Lebih-lebih lagi, pria kelahiran Siborongborong, Sumatera Utara, tahun 1915 ini pernah lama tidak bermukim di Indonesia, dan ia sendiri tidak terlalu suka diketahui riwayat hidupnya. Ketika J B Kristanto dan Ben M Pasaribu (komponis, masih saudara) mewawancarainya untuk Kompas pada tahun 1996, ia mengungkapkan ketidaksenangannya pada sebuah ulasan terhadap komposisi pianonya Variasi Sriwijaya, yang menurutnya membicarakan dirinya dan bukan musiknya. Kepada Erita Sitorus, dosen piano Institut Seni Indonesia, Yogyakarta, yang sedang menyelesaikan tesis pascasarjananya tentang karya piano Pasaribu di Universitas Gadjah Mada, ia juga mengatakan hal senada.

Maka, tidak heran ketika ia diumumkan mendapat penghargaan negara, pers bingung memberi predikat sehingga dalam pelbagai laporan ia pun dinobatkan sebagai pencipta lagu mars, atau bahkan penyanyi lagu-lagu perjuangan (Suara Merdeka)!
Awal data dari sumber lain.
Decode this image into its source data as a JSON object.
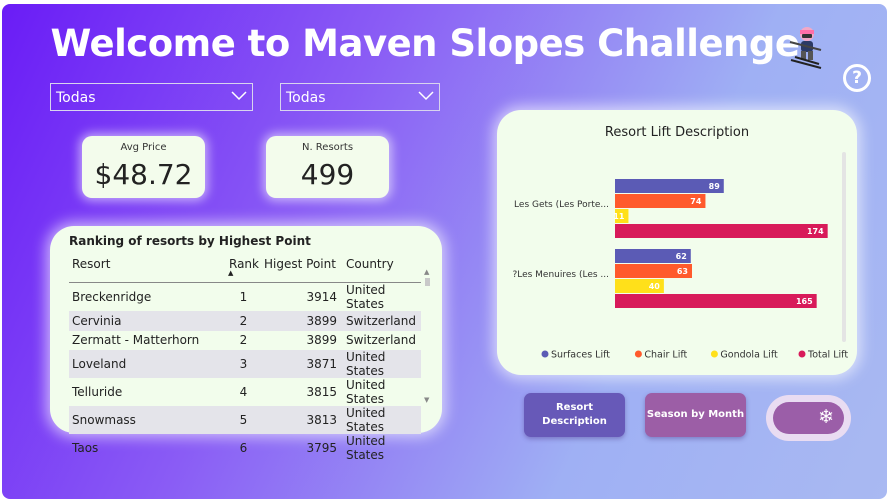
{
  "header": {
    "title": "Welcome to Maven Slopes Challenge",
    "help_glyph": "?"
  },
  "filters": [
    {
      "value": "Todas"
    },
    {
      "value": "Todas"
    }
  ],
  "kpis": {
    "avg_price": {
      "label": "Avg Price",
      "value": "$48.72"
    },
    "resorts": {
      "label": "N. Resorts",
      "value": "499"
    }
  },
  "ranking": {
    "title": "Ranking of resorts by Highest Point",
    "columns": [
      "Resort",
      "Rank",
      "Higest Point",
      "Country"
    ],
    "sort_indicator": "▲",
    "rows": [
      {
        "resort": "Breckenridge",
        "rank": "1",
        "point": "3914",
        "country": "United States"
      },
      {
        "resort": "Cervinia",
        "rank": "2",
        "point": "3899",
        "country": "Switzerland"
      },
      {
        "resort": "Zermatt - Matterhorn",
        "rank": "2",
        "point": "3899",
        "country": "Switzerland"
      },
      {
        "resort": "Loveland",
        "rank": "3",
        "point": "3871",
        "country": "United States"
      },
      {
        "resort": "Telluride",
        "rank": "4",
        "point": "3815",
        "country": "United States"
      },
      {
        "resort": "Snowmass",
        "rank": "5",
        "point": "3813",
        "country": "United States"
      },
      {
        "resort": "Taos",
        "rank": "6",
        "point": "3795",
        "country": "United States"
      }
    ]
  },
  "chart_data": {
    "type": "bar",
    "orientation": "horizontal",
    "title": "Resort Lift Description",
    "categories": [
      "Les Gets (Les Porte...",
      "?Les Menuires (Les ..."
    ],
    "series": [
      {
        "name": "Surfaces Lift",
        "color": "#5b5bb5",
        "values": [
          89,
          62
        ]
      },
      {
        "name": "Chair Lift",
        "color": "#ff5a2c",
        "values": [
          74,
          63
        ]
      },
      {
        "name": "Gondola Lift",
        "color": "#ffe01a",
        "values": [
          11,
          40
        ]
      },
      {
        "name": "Total Lift",
        "color": "#d81b5a",
        "values": [
          174,
          165
        ]
      }
    ],
    "xlim": [
      0,
      180
    ],
    "legend": "bottom",
    "data_labels": true
  },
  "buttons": {
    "resort_description": "Resort Description",
    "season_by_month": "Season by Month",
    "toggle_icon": "snowflake-icon",
    "toggle_glyph": "❄"
  },
  "colors": {
    "button_blue": "#6759b8",
    "button_purple": "#9c5ea6",
    "panel_bg": "#f2fdec"
  }
}
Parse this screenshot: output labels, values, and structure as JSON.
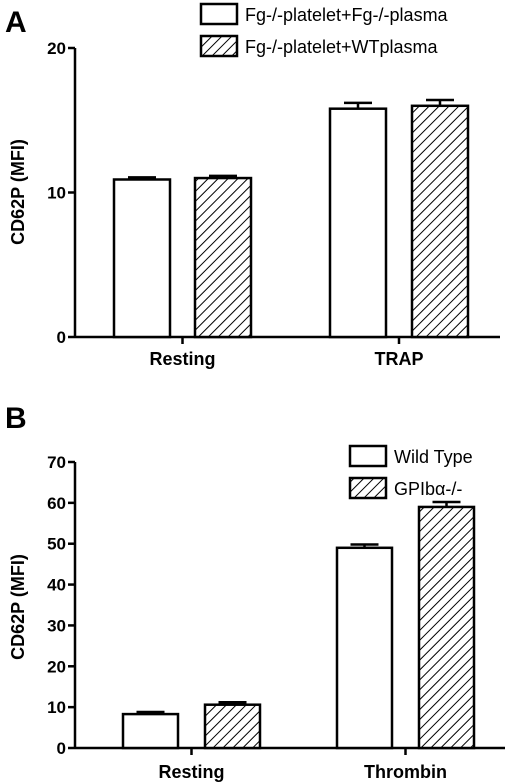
{
  "chart_data": [
    {
      "panel": "A",
      "type": "bar",
      "ylabel": "CD62P (MFI)",
      "ylim": [
        0,
        20
      ],
      "yticks": [
        0,
        10,
        20
      ],
      "categories": [
        "Resting",
        "TRAP"
      ],
      "series": [
        {
          "name": "Fg-/-platelet+Fg-/-plasma",
          "pattern": "solid-white",
          "values": [
            10.9,
            15.8
          ],
          "errors": [
            0.15,
            0.4
          ]
        },
        {
          "name": "Fg-/-platelet+WTplasma",
          "pattern": "hatched",
          "values": [
            11.0,
            16.0
          ],
          "errors": [
            0.15,
            0.4
          ]
        }
      ]
    },
    {
      "panel": "B",
      "type": "bar",
      "ylabel": "CD62P (MFI)",
      "ylim": [
        0,
        70
      ],
      "yticks": [
        0,
        10,
        20,
        30,
        40,
        50,
        60,
        70
      ],
      "categories": [
        "Resting",
        "Thrombin"
      ],
      "series": [
        {
          "name": "Wild Type",
          "pattern": "solid-white",
          "values": [
            8.3,
            49.0
          ],
          "errors": [
            0.5,
            0.8
          ]
        },
        {
          "name": "GPIbα-/-",
          "pattern": "hatched",
          "values": [
            10.6,
            59.0
          ],
          "errors": [
            0.6,
            1.2
          ]
        }
      ]
    }
  ]
}
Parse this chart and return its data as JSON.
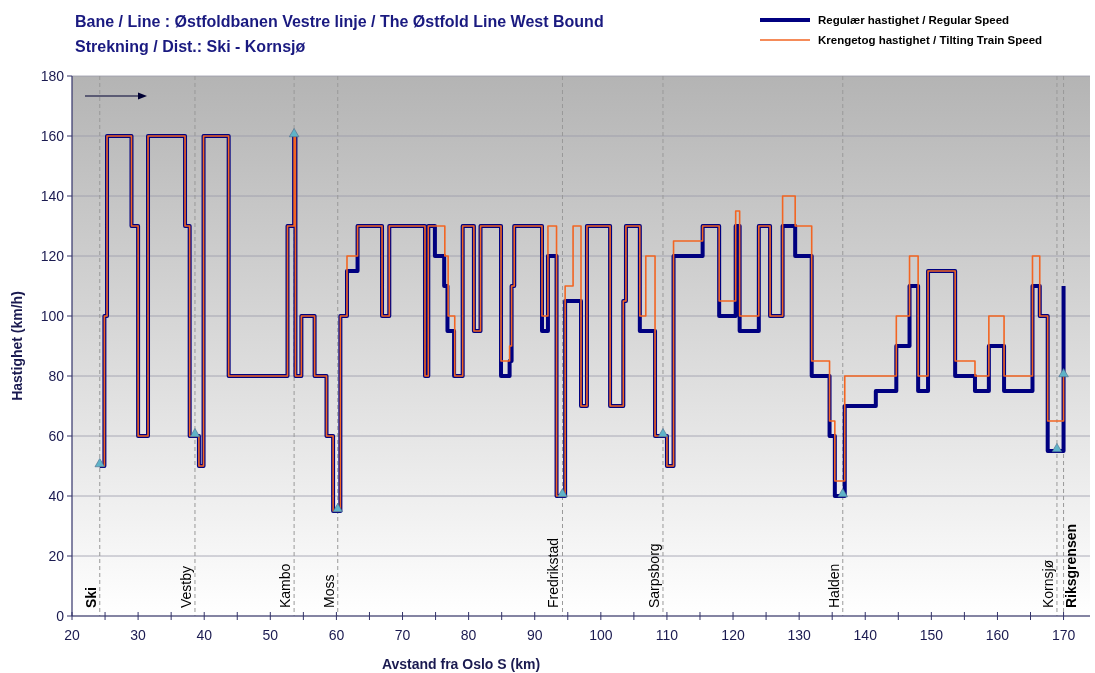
{
  "chart_data": {
    "type": "step",
    "title": "Bane / Line : Østfoldbanen  Vestre linje / The Østfold Line West Bound",
    "subtitle": "Strekning / Dist.: Ski - Kornsjø",
    "xlabel": "Avstand fra Oslo S (km)",
    "ylabel": "Hastighet (km/h)",
    "xlim": [
      20,
      174
    ],
    "ylim": [
      0,
      180
    ],
    "xticks": [
      20,
      {
        "value": 25,
        "label": null
      },
      30,
      {
        "value": 35,
        "label": null
      },
      40,
      {
        "value": 45,
        "label": null
      },
      50,
      {
        "value": 55,
        "label": null
      },
      60,
      {
        "value": 65,
        "label": null
      },
      70,
      {
        "value": 75,
        "label": null
      },
      80,
      {
        "value": 85,
        "label": null
      },
      90,
      {
        "value": 95,
        "label": null
      },
      100,
      {
        "value": 105,
        "label": null
      },
      110,
      {
        "value": 115,
        "label": null
      },
      120,
      {
        "value": 125,
        "label": null
      },
      130,
      {
        "value": 135,
        "label": null
      },
      140,
      {
        "value": 145,
        "label": null
      },
      150,
      {
        "value": 155,
        "label": null
      },
      160,
      {
        "value": 165,
        "label": null
      },
      170
    ],
    "yticks": [
      0,
      20,
      40,
      60,
      80,
      100,
      120,
      140,
      160,
      180
    ],
    "grid": "y",
    "legend": "top right",
    "series": [
      {
        "name": "Regulær hastighet / Regular Speed",
        "type": "step",
        "color": "#000080",
        "x": [
          24.2,
          24.9,
          25.3,
          29.0,
          30.0,
          31.5,
          37.1,
          37.8,
          39.2,
          39.9,
          43.7,
          52.6,
          53.6,
          53.8,
          54.7,
          56.7,
          58.5,
          59.5,
          60.6,
          61.6,
          63.2,
          66.9,
          68.0,
          73.4,
          73.9,
          74.9,
          76.3,
          76.8,
          77.8,
          79.1,
          80.8,
          81.8,
          84.9,
          86.2,
          86.5,
          86.9,
          91.1,
          92.0,
          93.3,
          94.6,
          97.0,
          97.9,
          101.4,
          103.4,
          103.8,
          105.9,
          108.2,
          110.0,
          111.0,
          115.4,
          117.9,
          120.4,
          121.0,
          123.9,
          125.6,
          127.5,
          129.4,
          131.9,
          134.6,
          135.4,
          136.9,
          141.6,
          144.7,
          146.7,
          148.0,
          149.5,
          153.6,
          156.6,
          158.7,
          161.0,
          165.3,
          166.4,
          167.6,
          170.0
        ],
        "values": [
          50,
          100,
          160,
          130,
          60,
          160,
          130,
          60,
          50,
          160,
          80,
          130,
          160,
          80,
          100,
          80,
          60,
          35,
          100,
          115,
          130,
          100,
          130,
          80,
          130,
          120,
          110,
          95,
          80,
          130,
          95,
          130,
          80,
          85,
          110,
          130,
          95,
          120,
          40,
          105,
          70,
          130,
          70,
          105,
          130,
          95,
          60,
          50,
          120,
          130,
          100,
          130,
          95,
          130,
          100,
          130,
          120,
          80,
          60,
          40,
          70,
          75,
          90,
          110,
          75,
          115,
          80,
          75,
          90,
          75,
          110,
          100,
          55,
          110
        ]
      },
      {
        "name": "Krengetog hastighet / Tilting Train Speed",
        "type": "step",
        "color": "#f26522",
        "x": [
          24.2,
          24.9,
          25.3,
          29.0,
          30.0,
          31.5,
          37.1,
          37.8,
          39.2,
          39.9,
          43.7,
          52.6,
          53.6,
          53.8,
          54.7,
          56.7,
          58.5,
          59.5,
          60.6,
          61.6,
          63.2,
          66.9,
          68.0,
          73.4,
          73.9,
          76.4,
          76.9,
          77.9,
          79.1,
          80.8,
          81.8,
          84.9,
          86.2,
          86.5,
          86.9,
          91.1,
          92.0,
          93.3,
          94.6,
          95.8,
          97.0,
          97.9,
          101.4,
          103.4,
          103.8,
          105.9,
          106.8,
          108.2,
          110.0,
          111.0,
          115.4,
          117.9,
          120.4,
          121.0,
          123.9,
          125.6,
          127.5,
          129.4,
          131.9,
          134.6,
          135.4,
          136.9,
          144.7,
          146.7,
          148.0,
          149.5,
          153.6,
          156.6,
          158.7,
          161.0,
          165.3,
          166.4,
          167.6,
          170.0
        ],
        "values": [
          50,
          100,
          160,
          130,
          60,
          160,
          130,
          60,
          50,
          160,
          80,
          130,
          160,
          80,
          100,
          80,
          60,
          35,
          100,
          120,
          130,
          100,
          130,
          80,
          130,
          120,
          100,
          80,
          130,
          95,
          130,
          85,
          90,
          110,
          130,
          100,
          130,
          40,
          110,
          130,
          70,
          130,
          70,
          105,
          130,
          100,
          120,
          60,
          50,
          125,
          130,
          105,
          135,
          100,
          130,
          100,
          140,
          130,
          85,
          65,
          45,
          80,
          100,
          120,
          80,
          115,
          85,
          80,
          100,
          80,
          120,
          100,
          65,
          80
        ]
      },
      {
        "type": "scatter",
        "color": "#5fb3c8",
        "marker": "triangle",
        "x": [
          24.2,
          38.6,
          53.6,
          60.2,
          94.2,
          109.4,
          136.6,
          169.0,
          170.0
        ],
        "values": [
          50,
          60,
          160,
          35,
          40,
          60,
          40,
          55,
          80
        ]
      }
    ],
    "ref_lines": [
      {
        "axis": "x",
        "value": 24.2,
        "label": "Ski",
        "color": "#999999",
        "line_style": "dashed"
      },
      {
        "axis": "x",
        "value": 38.6,
        "label": "Vestby",
        "color": "#999999",
        "line_style": "dashed"
      },
      {
        "axis": "x",
        "value": 53.6,
        "label": "Kambo",
        "color": "#999999",
        "line_style": "dashed"
      },
      {
        "axis": "x",
        "value": 60.2,
        "label": "Moss",
        "color": "#999999",
        "line_style": "dashed"
      },
      {
        "axis": "x",
        "value": 94.2,
        "label": "Fredrikstad",
        "color": "#999999",
        "line_style": "dashed"
      },
      {
        "axis": "x",
        "value": 109.4,
        "label": "Sarpsborg",
        "color": "#999999",
        "line_style": "dashed"
      },
      {
        "axis": "x",
        "value": 136.6,
        "label": "Halden",
        "color": "#999999",
        "line_style": "dashed"
      },
      {
        "axis": "x",
        "value": 169.0,
        "label": "Kornsjø",
        "color": "#999999",
        "line_style": "dashed"
      },
      {
        "axis": "x",
        "value": 170.0,
        "label": "Riksgrensen",
        "color": "#999999",
        "line_style": "dashed"
      }
    ]
  }
}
Tidak heran ketika saya membaca tentang dia di harian Kompas di Gedung Arsip Jakarta, seorang pegawai nyeletuk bahwa sekarang bintang penghargaan diobral terlalu murah.

Tidak heran Dieter Mack dari Hochschule fuer Musik Freiburg, komponis, dosen, dan pengamat musik kontemporer Indonesia dalam Sejarah Musik IV mengatakan bahwa kebanyakan partitur Pasaribu tidak beredar sehingga sulit untuk mengomentari musiknya, lalu hanya membahas satu aransemen sederhana dari buku Lagu-lagu Lama Solo Piano dan mengecapnya kurang tepat ditinjau dari segi gramatik musik Barat. (Saya tidak tahu alasan sebenarnya mengapa Pasaribu tidak dibahas secara lebih berbobot, tetapi karya Pasaribu jelas amat beredar setidaknya di kalangan pianis, lebih daripada karya Slamet Abdul Sjukur yang dibahasnya panjang lebar di buku yang sama!).
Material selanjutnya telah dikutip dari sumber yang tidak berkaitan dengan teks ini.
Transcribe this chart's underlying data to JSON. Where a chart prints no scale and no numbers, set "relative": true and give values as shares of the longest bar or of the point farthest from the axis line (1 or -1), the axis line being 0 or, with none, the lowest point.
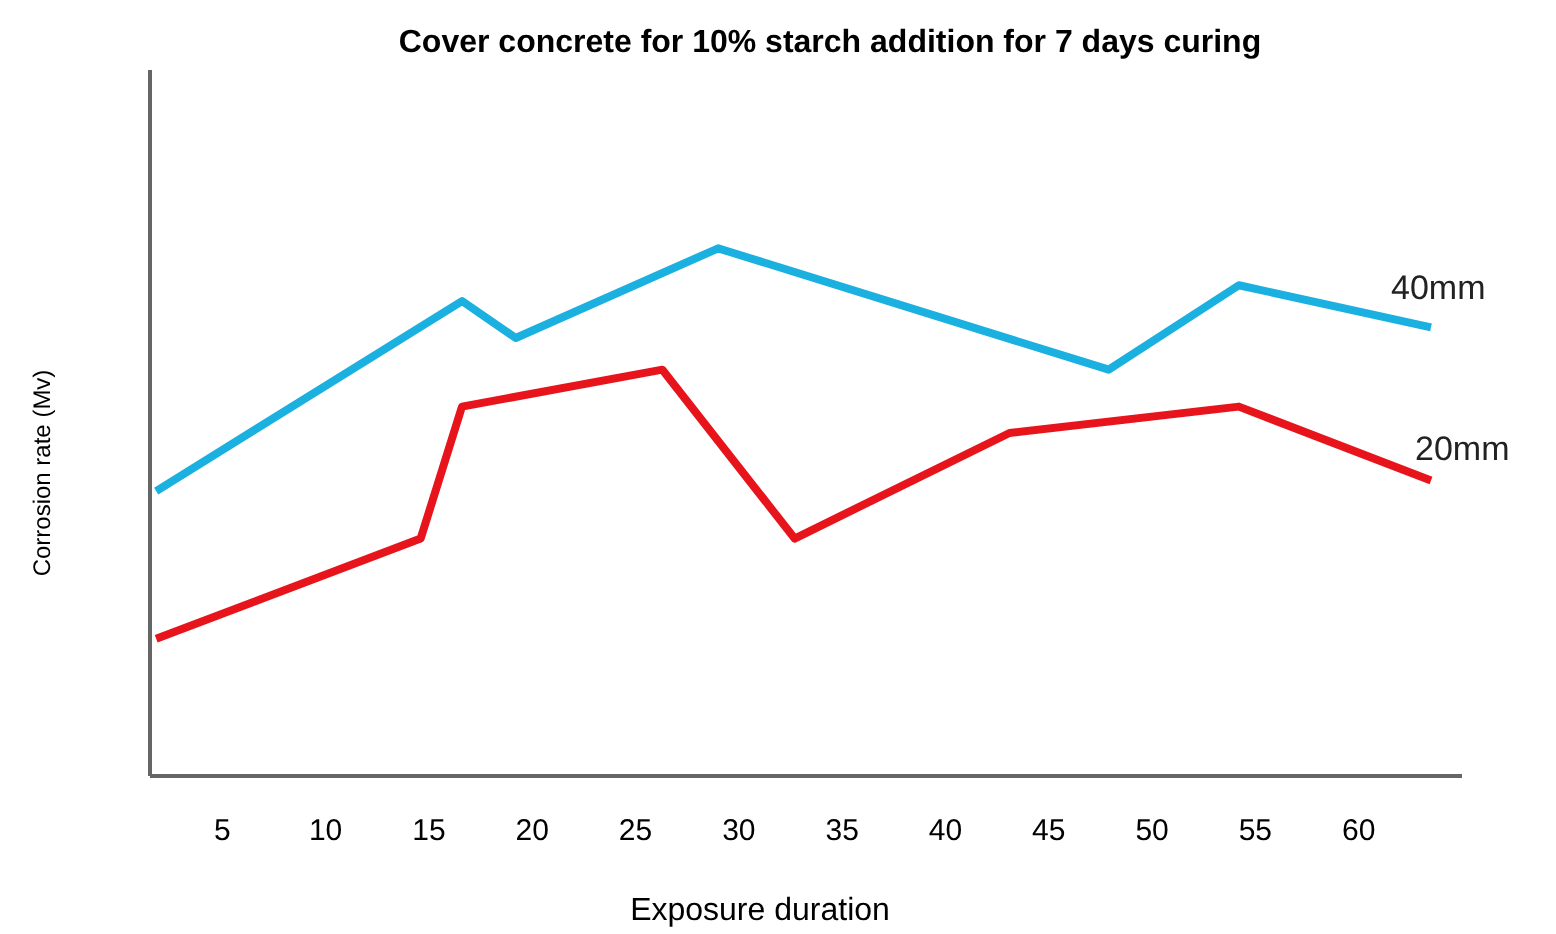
{
  "chart_data": {
    "type": "line",
    "title": "Cover concrete for 10% starch addition for 7 days curing",
    "xlabel": "Exposure duration",
    "ylabel": "Corrosion rate (Mv)",
    "relative": true,
    "xlim": [
      1.5,
      65
    ],
    "xticks": [
      5,
      10,
      15,
      20,
      25,
      30,
      35,
      40,
      45,
      50,
      55,
      60
    ],
    "grid": false,
    "series": [
      {
        "name": "40mm",
        "color": "#1ab0e0",
        "x": [
          1.8,
          16.6,
          19.2,
          29,
          47.9,
          54.2,
          63.5
        ],
        "values": [
          0.54,
          0.9,
          0.83,
          1,
          0.77,
          0.93,
          0.85
        ]
      },
      {
        "name": "20mm",
        "color": "#e8141c",
        "x": [
          1.8,
          14.6,
          16.6,
          26.3,
          32.7,
          43.1,
          54.2,
          63.5
        ],
        "values": [
          0.26,
          0.45,
          0.7,
          0.77,
          0.45,
          0.65,
          0.7,
          0.56
        ]
      }
    ]
  }
}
Tidak heran banyak yang belum mengetahui kiprahnya pada dekade tahun 1950-an sebagai salah satu pemikir dan pelaku musik yang paling aktif dan all-round, yang juga menyumbangkan pemikirannya bagi gagasan tentang kebudayaan Indonesia pasca-Kemerdekaan. Selain Direktur Sekolah Menengah Musik Yogyakarta ia juga redaktur majalah kebudayaan Indonesia. Resensi-resensi musiknya dimuat di Zenith, majalah sastra, seni, dan filsafat yang anggota redaksinya antara lain H B Jassin, dan Rivai Apin. Zenith ini jugalah yang menjadi sarana penerbitan sebagian besar komposisi-komposisinya, yang hadir di situ bersama karya-karya orang lain.
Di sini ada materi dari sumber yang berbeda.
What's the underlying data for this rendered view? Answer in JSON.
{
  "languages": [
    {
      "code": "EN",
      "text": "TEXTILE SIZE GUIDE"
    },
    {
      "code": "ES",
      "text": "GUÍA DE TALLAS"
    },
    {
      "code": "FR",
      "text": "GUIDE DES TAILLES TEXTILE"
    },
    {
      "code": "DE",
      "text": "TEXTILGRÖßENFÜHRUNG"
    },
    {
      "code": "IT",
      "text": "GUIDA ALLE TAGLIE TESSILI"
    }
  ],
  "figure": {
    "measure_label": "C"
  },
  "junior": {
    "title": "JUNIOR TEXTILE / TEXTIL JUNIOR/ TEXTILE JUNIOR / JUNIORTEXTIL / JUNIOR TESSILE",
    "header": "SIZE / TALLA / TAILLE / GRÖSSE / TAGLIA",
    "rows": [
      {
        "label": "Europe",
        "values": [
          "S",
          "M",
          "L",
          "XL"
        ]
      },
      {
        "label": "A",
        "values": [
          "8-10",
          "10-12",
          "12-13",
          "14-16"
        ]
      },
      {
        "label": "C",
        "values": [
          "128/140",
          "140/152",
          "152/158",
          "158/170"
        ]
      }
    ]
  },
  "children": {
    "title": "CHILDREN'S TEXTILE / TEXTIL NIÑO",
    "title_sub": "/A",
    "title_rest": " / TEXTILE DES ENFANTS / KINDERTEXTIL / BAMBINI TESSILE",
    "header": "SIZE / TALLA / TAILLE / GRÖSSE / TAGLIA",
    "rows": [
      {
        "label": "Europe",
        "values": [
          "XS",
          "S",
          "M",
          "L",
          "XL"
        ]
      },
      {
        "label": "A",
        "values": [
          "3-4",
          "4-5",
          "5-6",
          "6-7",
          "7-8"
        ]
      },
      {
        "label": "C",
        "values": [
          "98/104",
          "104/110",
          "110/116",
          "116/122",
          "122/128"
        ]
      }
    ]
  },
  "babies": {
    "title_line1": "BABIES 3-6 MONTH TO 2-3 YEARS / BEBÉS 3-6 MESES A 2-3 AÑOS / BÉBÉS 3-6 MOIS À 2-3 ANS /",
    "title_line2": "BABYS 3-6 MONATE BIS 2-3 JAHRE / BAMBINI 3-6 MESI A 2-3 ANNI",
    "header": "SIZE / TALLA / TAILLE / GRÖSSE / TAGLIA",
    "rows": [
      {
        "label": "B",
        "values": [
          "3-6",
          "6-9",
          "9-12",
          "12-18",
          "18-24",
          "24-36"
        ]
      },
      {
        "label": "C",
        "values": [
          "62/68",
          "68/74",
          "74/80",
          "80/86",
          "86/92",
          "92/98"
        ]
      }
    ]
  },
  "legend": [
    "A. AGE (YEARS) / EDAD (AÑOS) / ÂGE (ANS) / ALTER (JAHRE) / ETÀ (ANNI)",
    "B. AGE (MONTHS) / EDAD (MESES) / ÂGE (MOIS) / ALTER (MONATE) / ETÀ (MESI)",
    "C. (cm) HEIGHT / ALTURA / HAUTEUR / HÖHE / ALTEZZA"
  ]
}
Sebagai kritikus, Pasaribu punya bahasa yang hidup dan tidak bertedeng aling-aling. Dalam suatu resensi pertunjukan di Zenith, misalnya, ia mencela kelumpuhan pimpinan pusat RRI (yang) tak mampu mengendalikan Orkes Radio Djakarta hingga bisa lengkap. ... "Trompet sadja hanja satu, flut satu.... Masakan instansi pemerintah tak mampu untuk mengendalikan orkes begini sadja dengan sempurna? Keterlaluan!"

Namun, namanya pun surut setelah ia pindah ke Suriname sejak pertengahan tahun 1960-an, ia bekerja antara lain sebagai dirigen orkes filharmoni di Paramaribo serta-setelah Suriname merdeka pada tahun 1975,penerjemah dan penulis pidato untuk Kedutaan Besar Indonesia, dan berhenti membuat komposisi. Setelah tiga puluh tahun menetap di sana, akhirnya pulanglah ia ke Indonesia dan mempunyai rumah di Medan sampai sekarang.

Obral bintang-untuk seniman musik apalagi-ada perlunya juga untuk mengingatkan masyarakat, namun di tangan masyarakatlah sekarang keputusan untuk berupaya menghargai kembali Amir Pasaribu dan mempertunjukkan karyanya yang rata-rata imajinatif, tidak sulit dimainkan, dan enak didengar itu.